Still just my own Library and Resources, I want the JJW and Tony Zale books, not too interested in any else though I have both had and read a good few over the years. My fav being Facing Ali, a veiw of Ali and his Fights as told by his Opponents. Reports and people who were actually there, it doesn't get any closer than that!
The Verge- Fighting Dirty About Terry Norris and brain damage from boxing https://www.theverge.com/2014/3/26/5447466/ SB Nation- Gold in the Mud About James Scott https://www.sbnation.com/longform/2014/3/12/5496096/james-scott-jailhouse-boxer-profile Phoenix New Times articles about Michael & Danny Carbajal. It’s probably more of true crime articles than boxing ones. Danny seems like a real piece of ****. https://www.phoenixnewtimes.com/news/family-secrets-6430844 https://www.phoenixnewtimes.com/news/brothers-keeper-6445723
This from the Sports Illustrated vault focuses on what it’s like to get hit by George Foreman from men who fought him: https://vault.si.com/vault/1991/03/...-victor-from-his-second-reflect-on-the-ageles
It's a fascinating story and I remember reading about the nature of Mark Gastineau's fights at the time (Boxing Illustrated magazine I think). Seems to take place against a wider backdrop of fixed fights, corruption and dodgy promoters that was being openly discussed and investigated again in the 90s media. And Rick Parker was involved in the early part of Foreman's comeback. The whole thing encompasses so many themes - race, corruption, murder, the cons, the fraudulent nature of the sport, etc. Amazes me that no one had killed Parker before that! Jack Newfield called him “the missing link between boxing and professional wrestling.” If Bert Cooper had won against Holyfield! That's a question too - just how 'innocent' do people see Anderson as.
Baldwin wrote about Liston with more insight and feeling than anyone else. On that same subject of Patterson-Liston I recommend Norman Mailer's "Presidential Papers" which has a long, atmospheric chapter on the buildup to the fight, the fight itself and its aftermath. The chapter is titled "On Death".

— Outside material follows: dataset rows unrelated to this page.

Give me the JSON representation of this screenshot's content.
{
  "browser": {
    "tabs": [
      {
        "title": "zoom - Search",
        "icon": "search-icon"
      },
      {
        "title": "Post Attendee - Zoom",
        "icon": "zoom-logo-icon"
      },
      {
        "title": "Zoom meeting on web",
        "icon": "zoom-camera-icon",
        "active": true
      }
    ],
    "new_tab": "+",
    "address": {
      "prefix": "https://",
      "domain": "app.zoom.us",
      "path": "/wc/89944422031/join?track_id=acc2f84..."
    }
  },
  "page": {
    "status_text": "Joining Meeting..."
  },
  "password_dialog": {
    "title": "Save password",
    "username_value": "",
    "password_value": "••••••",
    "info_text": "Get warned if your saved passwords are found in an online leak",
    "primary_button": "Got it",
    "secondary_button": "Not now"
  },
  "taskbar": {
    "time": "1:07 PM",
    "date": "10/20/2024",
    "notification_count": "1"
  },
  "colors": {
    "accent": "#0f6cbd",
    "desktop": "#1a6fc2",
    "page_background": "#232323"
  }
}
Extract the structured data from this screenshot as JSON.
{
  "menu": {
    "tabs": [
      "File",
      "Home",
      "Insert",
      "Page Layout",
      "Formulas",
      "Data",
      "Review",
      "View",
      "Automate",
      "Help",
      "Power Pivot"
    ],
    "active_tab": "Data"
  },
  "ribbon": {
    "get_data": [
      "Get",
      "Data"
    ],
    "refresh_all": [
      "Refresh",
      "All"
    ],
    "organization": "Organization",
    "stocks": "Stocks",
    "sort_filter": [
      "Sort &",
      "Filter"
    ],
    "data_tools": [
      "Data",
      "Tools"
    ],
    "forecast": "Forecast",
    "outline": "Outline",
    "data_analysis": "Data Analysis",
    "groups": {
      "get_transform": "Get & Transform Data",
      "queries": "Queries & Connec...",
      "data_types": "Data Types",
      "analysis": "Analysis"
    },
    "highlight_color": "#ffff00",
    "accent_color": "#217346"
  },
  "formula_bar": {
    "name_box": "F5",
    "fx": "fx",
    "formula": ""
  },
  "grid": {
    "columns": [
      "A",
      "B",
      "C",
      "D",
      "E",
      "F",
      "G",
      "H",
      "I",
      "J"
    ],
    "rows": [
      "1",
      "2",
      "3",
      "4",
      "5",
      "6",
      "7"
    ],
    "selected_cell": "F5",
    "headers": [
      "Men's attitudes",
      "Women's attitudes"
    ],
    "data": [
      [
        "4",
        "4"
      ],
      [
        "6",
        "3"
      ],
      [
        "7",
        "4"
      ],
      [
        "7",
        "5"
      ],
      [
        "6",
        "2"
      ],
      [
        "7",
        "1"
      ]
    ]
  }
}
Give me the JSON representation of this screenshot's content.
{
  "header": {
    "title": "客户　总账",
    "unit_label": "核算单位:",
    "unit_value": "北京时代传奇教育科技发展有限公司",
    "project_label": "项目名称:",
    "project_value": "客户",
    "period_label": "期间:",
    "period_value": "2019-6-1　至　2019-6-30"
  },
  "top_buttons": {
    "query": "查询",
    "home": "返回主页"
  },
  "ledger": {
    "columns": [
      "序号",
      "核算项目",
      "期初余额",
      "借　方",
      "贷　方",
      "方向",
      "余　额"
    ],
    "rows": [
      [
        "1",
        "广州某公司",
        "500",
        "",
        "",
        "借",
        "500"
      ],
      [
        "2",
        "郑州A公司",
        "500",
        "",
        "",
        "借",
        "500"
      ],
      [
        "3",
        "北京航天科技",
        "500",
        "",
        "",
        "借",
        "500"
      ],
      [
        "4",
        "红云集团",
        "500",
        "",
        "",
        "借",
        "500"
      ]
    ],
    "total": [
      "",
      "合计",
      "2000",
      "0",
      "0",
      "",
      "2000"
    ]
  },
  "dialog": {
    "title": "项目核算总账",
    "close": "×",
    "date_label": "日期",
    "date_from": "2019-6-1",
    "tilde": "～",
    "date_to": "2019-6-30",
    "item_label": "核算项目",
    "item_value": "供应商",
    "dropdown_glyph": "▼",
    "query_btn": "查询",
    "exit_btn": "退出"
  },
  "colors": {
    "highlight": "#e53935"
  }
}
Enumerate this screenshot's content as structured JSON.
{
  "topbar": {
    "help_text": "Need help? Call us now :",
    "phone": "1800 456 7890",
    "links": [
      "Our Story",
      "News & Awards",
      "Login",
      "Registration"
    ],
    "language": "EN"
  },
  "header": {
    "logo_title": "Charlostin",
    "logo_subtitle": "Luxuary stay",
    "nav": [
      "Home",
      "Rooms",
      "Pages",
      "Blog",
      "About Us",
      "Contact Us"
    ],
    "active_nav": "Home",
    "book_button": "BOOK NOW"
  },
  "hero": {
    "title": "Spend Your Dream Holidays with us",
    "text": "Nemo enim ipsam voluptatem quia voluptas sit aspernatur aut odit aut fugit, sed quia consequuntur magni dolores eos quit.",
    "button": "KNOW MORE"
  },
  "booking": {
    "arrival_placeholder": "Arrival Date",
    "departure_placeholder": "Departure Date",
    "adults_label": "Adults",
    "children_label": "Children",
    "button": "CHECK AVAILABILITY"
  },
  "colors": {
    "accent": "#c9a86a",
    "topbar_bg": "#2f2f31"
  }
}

One thing that annoyed me about the author’s style (or perhaps lack of boxing vocabulary is a better description) is he referred to every single result the same way. I can’t remember what the exact wording was, but it was something awkward like: by knockout in round two. And he might list several results in a row like saying “Foreman beat this guy by knockout in round two, and this other guy by knockout in round four, and this third guy by knockout in round one …” and never vary it to say something like “knocked him out in the second round” or “stopped him in two” or “second-round knockout.” I’m sure I got his particular wording wrong, but I know it was the same in every single reference in the entire book, of which there were countless. That being saiid, the writer has a style all his own (the above aside) and after you get used to it, it reads pretty well.
The piece about Virgil Akins fascinated me. I'll have to pay another visit to YouTube to watch his fight with Vince Martinez.